ДУРНАЯ ПРИМЕТА

Я вишу на стене в гостиной. На двух гвоздях, в багетной раме, под стеклом. За долгие годы я немного выцвел, но лишь самую малость, чуть-чуть.

- Это Аарон Эйхенбаум, - представляла меня гостям Това. - Мой муж. Он был
настоящей звездой. По классу скрипки. Первый сольный концерт. И последний.
В ноябре сорок первого. Пропал. Без вести.

Она так и не вышла больше замуж, моя красавица Това, моя единственная. Она
тоже под стеклом, в траурной рамке, на сервантной полке напротив. Туда
Тову поставил Ося через день после того, как ее унесли на кладбище.

- Это папа, - представлял меня гостям Ося, - он ушел добровольцем на
фронт. В августе сорок первого, с выпускного курса консерватории. Меня
тогда еще не было на свете. В ноябре пропал без вести, мы не знаем, где
его могила.

Этого не знает никто, потому что могилы у меня нет. Я истлел в поле под
Тихвином, там, где Тарас меня расстрелял.

- Как живой, - говорили Осе, глядя на меня, гости. - Потрясающая
фотография. Знаете, ваш отец совсем не похож на еврея.

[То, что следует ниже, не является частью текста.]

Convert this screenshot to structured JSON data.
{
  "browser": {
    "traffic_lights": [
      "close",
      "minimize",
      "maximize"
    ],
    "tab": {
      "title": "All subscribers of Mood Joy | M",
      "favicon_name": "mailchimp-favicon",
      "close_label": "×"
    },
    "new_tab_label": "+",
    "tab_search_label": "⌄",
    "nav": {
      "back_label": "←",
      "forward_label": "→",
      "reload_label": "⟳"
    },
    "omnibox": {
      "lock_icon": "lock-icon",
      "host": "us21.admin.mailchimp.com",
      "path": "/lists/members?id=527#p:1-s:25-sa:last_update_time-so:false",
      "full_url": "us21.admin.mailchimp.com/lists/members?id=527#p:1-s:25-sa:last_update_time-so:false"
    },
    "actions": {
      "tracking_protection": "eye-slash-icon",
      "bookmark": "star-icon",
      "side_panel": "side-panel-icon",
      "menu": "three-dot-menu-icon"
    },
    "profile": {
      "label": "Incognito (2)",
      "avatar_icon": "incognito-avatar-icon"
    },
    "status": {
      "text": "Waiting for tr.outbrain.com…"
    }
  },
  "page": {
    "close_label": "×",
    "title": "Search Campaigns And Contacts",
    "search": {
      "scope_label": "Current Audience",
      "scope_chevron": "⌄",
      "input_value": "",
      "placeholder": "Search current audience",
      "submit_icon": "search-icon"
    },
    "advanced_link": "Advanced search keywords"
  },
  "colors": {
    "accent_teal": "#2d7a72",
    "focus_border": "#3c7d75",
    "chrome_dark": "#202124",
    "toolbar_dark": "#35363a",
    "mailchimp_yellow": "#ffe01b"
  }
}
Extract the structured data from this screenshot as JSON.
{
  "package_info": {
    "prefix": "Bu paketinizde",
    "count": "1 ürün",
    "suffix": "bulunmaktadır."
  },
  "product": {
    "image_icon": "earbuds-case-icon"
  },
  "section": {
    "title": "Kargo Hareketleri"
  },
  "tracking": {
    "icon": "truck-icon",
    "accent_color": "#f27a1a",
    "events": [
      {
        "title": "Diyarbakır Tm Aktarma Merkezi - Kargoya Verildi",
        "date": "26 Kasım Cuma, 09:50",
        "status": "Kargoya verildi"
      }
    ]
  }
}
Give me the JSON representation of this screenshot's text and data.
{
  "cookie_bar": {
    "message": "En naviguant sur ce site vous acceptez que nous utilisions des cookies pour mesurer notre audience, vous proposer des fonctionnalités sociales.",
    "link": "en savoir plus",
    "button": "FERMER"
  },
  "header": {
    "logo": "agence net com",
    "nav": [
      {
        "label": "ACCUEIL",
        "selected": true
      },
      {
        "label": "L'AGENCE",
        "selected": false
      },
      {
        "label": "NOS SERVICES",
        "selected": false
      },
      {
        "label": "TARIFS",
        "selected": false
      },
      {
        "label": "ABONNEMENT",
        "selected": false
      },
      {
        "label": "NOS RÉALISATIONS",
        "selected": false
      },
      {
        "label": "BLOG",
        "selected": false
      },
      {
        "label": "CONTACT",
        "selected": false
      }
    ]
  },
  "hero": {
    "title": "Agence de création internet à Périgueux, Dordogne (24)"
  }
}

Прибалтийские евреи зачастую блондины или русоволосые, так что я и вправду
не похож. Ох, извиняюсь за слова, <был не похож>, конечно же. В последнее
время я частенько путаюсь во временах. Но мне простительно - повисите с
мое на стене. И не просто так повисите, а <как живой>. Не дай вам бог,
извиняюсь за слова.

- Мама очень любила его, - объяснял гостям Ося. - Она хотела, чтобы я тоже
стал скрипачом.

Он не стал скрипачом, наш с Товой единственный сын, зачатый в первую
брачную ночь, за два дня до начала войны. Он стал средней руки лабухом,
потому что уродился робким и слабохарактерным, а восемнадцати лет от роду
взял и влюбился. Один раз и на всю оставшуюся жизнь.

- Дурная примета, - говорила, поджимая губы, Това. - Скверная примета,
когда мальчик любит девочку, которая любит всех подряд. Скажи, Аарон? Был
бы ты живой, ты бы этого не допустил.

Я был не живой, а всего лишь <как живой>, поэтому допустил. Она была
шумная, вульгарная и жестокая, эта Двойра, дочка рыночной торговки с
одесского Привоза и фартового домушника с Молдаванки. Она сносно играла на
фортепьяно и пела, почти не фальшивя. Она курила вонючие папиросы, пила
дешевое вино, безбожно штукатурила морду и давала кому ни попадя, потому
что была слаба на передок. Она приводила домой гоев, когда Ося мотался по
гастролям, а Това отхаркивала последствия блокадной чахотки в санаториях.
Она никого не любила, эта Двойра, она любила только деньги, когда их
много. Она была стервой и курвой, извиняюсь за слова.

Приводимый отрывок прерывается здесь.